Ruth heard that and found it hilarious.
And then the front door opened and it was Lorraine returning from grammar school. Seeing him, the affectionate eight-year-old grinned and without getting out of her cold overcoat ran into his hug, yelling, “Mr. Gray!” She kissed him on the mouth just as she’d seen her mother kiss him. “You’ll stay and play with me, won’t you?”
Judd said, “Just for a little bit, sweetie.” And he gazed over her pretty blonde pageboy haircut to Ruth, who was glorying over their happy, happy family and the grand future that was just in front of them.
The following Saturday in February, Albert hauled a sixteen-foot ladder to the front sidewalk and banged it up against the huge elm tree that was older than their house and taller than its roof beam. Jamming the ladder feet into frozen sod, he ascended with a ripsaw to get rid of some dead, shedding limbs that threatened to tear loose and crash on his car whenever flustered by the wind. Shifting
his weight as he fought the binding of saw teeth and wood grain, he felt the ladder teeter and then fall from his foothold so that he had to lunge for a limb and hang there some twenty feet from the ground. Looking down he saw Ruth just below, holding a grocery bag and staring up with fascination.
“Don’t just stand there!

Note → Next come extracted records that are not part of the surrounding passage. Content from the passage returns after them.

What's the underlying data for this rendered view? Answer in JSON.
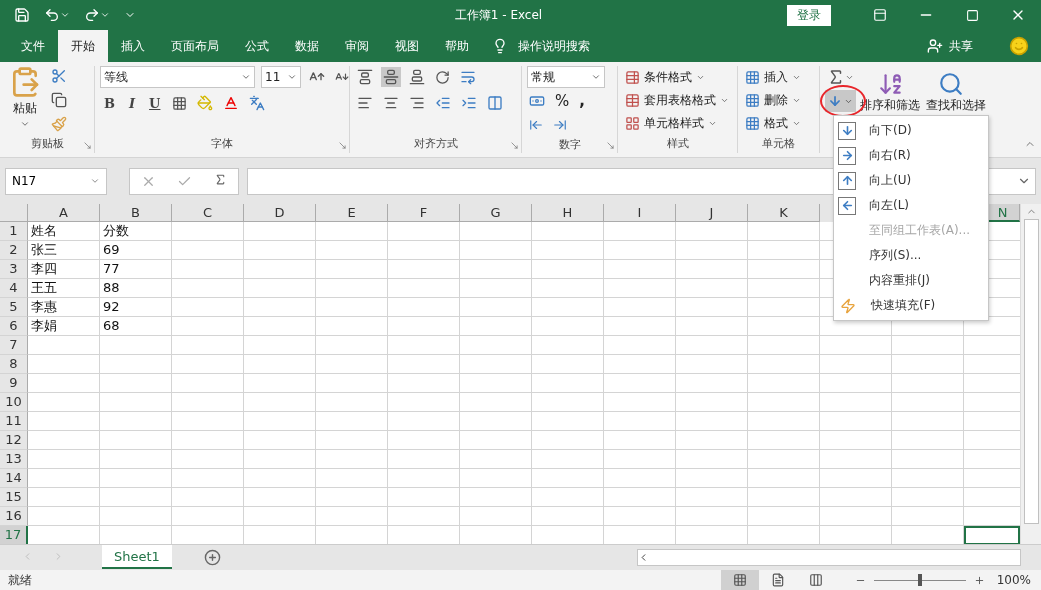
{
  "window": {
    "title": "工作簿1  -  Excel",
    "login": "登录"
  },
  "ribbon_tabs": [
    {
      "label": "文件",
      "selected": false
    },
    {
      "label": "开始",
      "selected": true
    },
    {
      "label": "插入",
      "selected": false
    },
    {
      "label": "页面布局",
      "selected": false
    },
    {
      "label": "公式",
      "selected": false
    },
    {
      "label": "数据",
      "selected": false
    },
    {
      "label": "审阅",
      "selected": false
    },
    {
      "label": "视图",
      "selected": false
    },
    {
      "label": "帮助",
      "selected": false
    }
  ],
  "tell_me": "操作说明搜索",
  "share": "共享",
  "ribbon": {
    "clipboard": {
      "paste": "粘贴",
      "label": "剪贴板"
    },
    "font": {
      "name": "等线",
      "size": "11",
      "bold": "B",
      "italic": "I",
      "underline": "U",
      "label": "字体"
    },
    "alignment": {
      "label": "对齐方式",
      "vertical": [
        {
          "selected": false
        },
        {
          "selected": true
        },
        {
          "selected": false
        }
      ]
    },
    "number": {
      "format": "常规",
      "percent": "%",
      "comma": ",",
      "label": "数字"
    },
    "styles": {
      "items": [
        "条件格式",
        "套用表格格式",
        "单元格样式"
      ],
      "label": "样式"
    },
    "cells": {
      "items": [
        "插入",
        "删除",
        "格式"
      ],
      "label": "单元格"
    },
    "editing": {
      "fill_expanded": true,
      "sort": "排序和筛选",
      "find": "查找和选择"
    }
  },
  "fill_menu": {
    "items": [
      {
        "label": "向下(D)",
        "kind": "down",
        "disabled": false
      },
      {
        "label": "向右(R)",
        "kind": "right",
        "disabled": false
      },
      {
        "label": "向上(U)",
        "kind": "up",
        "disabled": false
      },
      {
        "label": "向左(L)",
        "kind": "left",
        "disabled": false
      },
      {
        "label": "至同组工作表(A)...",
        "kind": "plain",
        "disabled": true
      },
      {
        "label": "序列(S)...",
        "kind": "plain",
        "disabled": false
      },
      {
        "label": "内容重排(J)",
        "kind": "plain",
        "disabled": false
      },
      {
        "label": "快速填充(F)",
        "kind": "flash",
        "disabled": false
      }
    ]
  },
  "formula_bar": {
    "name_box": "N17"
  },
  "sheet": {
    "columns": [
      {
        "label": "A",
        "selected": false
      },
      {
        "label": "B",
        "selected": false
      },
      {
        "label": "C",
        "selected": false
      },
      {
        "label": "D",
        "selected": false
      },
      {
        "label": "E",
        "selected": false
      },
      {
        "label": "F",
        "selected": false
      },
      {
        "label": "G",
        "selected": false
      },
      {
        "label": "H",
        "selected": false
      },
      {
        "label": "I",
        "selected": false
      },
      {
        "label": "J",
        "selected": false
      },
      {
        "label": "K",
        "selected": false
      },
      {
        "label": "N",
        "selected": true
      }
    ],
    "rows": [
      {
        "number": "1",
        "selected": false,
        "cells": [
          "姓名",
          "分数"
        ]
      },
      {
        "number": "2",
        "selected": false,
        "cells": [
          "张三",
          "69"
        ]
      },
      {
        "number": "3",
        "selected": false,
        "cells": [
          "李四",
          "77"
        ]
      },
      {
        "number": "4",
        "selected": false,
        "cells": [
          "王五",
          "88"
        ]
      },
      {
        "number": "5",
        "selected": false,
        "cells": [
          "李惠",
          "92"
        ]
      },
      {
        "number": "6",
        "selected": false,
        "cells": [
          "李娟",
          "68"
        ]
      },
      {
        "number": "7",
        "selected": false,
        "cells": []
      },
      {
        "number": "8",
        "selected": false,
        "cells": []
      },
      {
        "number": "9",
        "selected": false,
        "cells": []
      },
      {
        "number": "10",
        "selected": false,
        "cells": []
      },
      {
        "number": "11",
        "selected": false,
        "cells": []
      },
      {
        "number": "12",
        "selected": false,
        "cells": []
      },
      {
        "number": "13",
        "selected": false,
        "cells": []
      },
      {
        "number": "14",
        "selected": false,
        "cells": []
      },
      {
        "number": "15",
        "selected": false,
        "cells": []
      },
      {
        "number": "16",
        "selected": false,
        "cells": []
      },
      {
        "number": "17",
        "selected": true,
        "cells": []
      }
    ]
  },
  "sheet_tabs": [
    {
      "label": "Sheet1",
      "selected": true
    }
  ],
  "status_bar": {
    "status": "就绪",
    "views": [
      {
        "kind": "normal",
        "selected": true
      },
      {
        "kind": "layout",
        "selected": false
      },
      {
        "kind": "break",
        "selected": false
      }
    ],
    "zoom": {
      "level": 0.5,
      "reading": "100%"
    }
  }
}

Help me!”
She rested the groceries on the frosted sidewalk before gloomily heaving up the ladder again. “Lucky I chanced by,” she said.
She was soon recognized as Mrs. Gray by the staff at the Waldorf-Astoria and would be given their lockered honeymoon bag and their regular room, number 832, even before Judd could get there and register. The first time the concierge told him, “Mrs. Gray is waiting for you upstairs,” Judd felt a jolt of panic that his wife or mother had found out about his infidelity. But “Mrs. Gray” was gloriously naked on the hotel bed, like a glamorous concubine in a Turkish harem, and all thoughts of his wife or mother flew.
Ruth’s thirty-first birthday, on March 27th, 1926, fell on a Saturday and she’d made arrangements with her stodgy husband to celebrate it with an all-too-uncommon party at their house, to which, of course, Judd could not be invited. So she met him at Henry’s Restaurant on that Friday. But Lorraine’s school was out, and Josephine Brown was nursing someone in Brooklyn, so the little girl accompanied her mother. Judd had already registered for a room at the Waldorf but hid his disappointment with friendly affection and jokes. Lorraine ate a grilled cheese sandwich. The lovers ordered lobster Newburg on points of toast and Judd gave Ruth a birthday gift of Parfum Madame by the house of D’Orsay. And then, on the walk to Penn Station, Ruth sweetly asked, “Baby, could you stay in the Waldorf lobby while Mr. Gray and I go upstairs?”
Judd was shocked, as was the jury later, but up to their room he
went, with Ruth waving gaily to her daughter as the elevator doors closed. Lorraine slumped in an overlarge chair under the lobby’s golden chandeliers, watching the hands on the huge bronze clock until it was one fifteen and the Westminster chimes rang. She’d have been frightened or bored but it was afternoon and the guests around her seemed so jubilant. A bellhop bent down to say, “Hi, little girl. You like that clock?”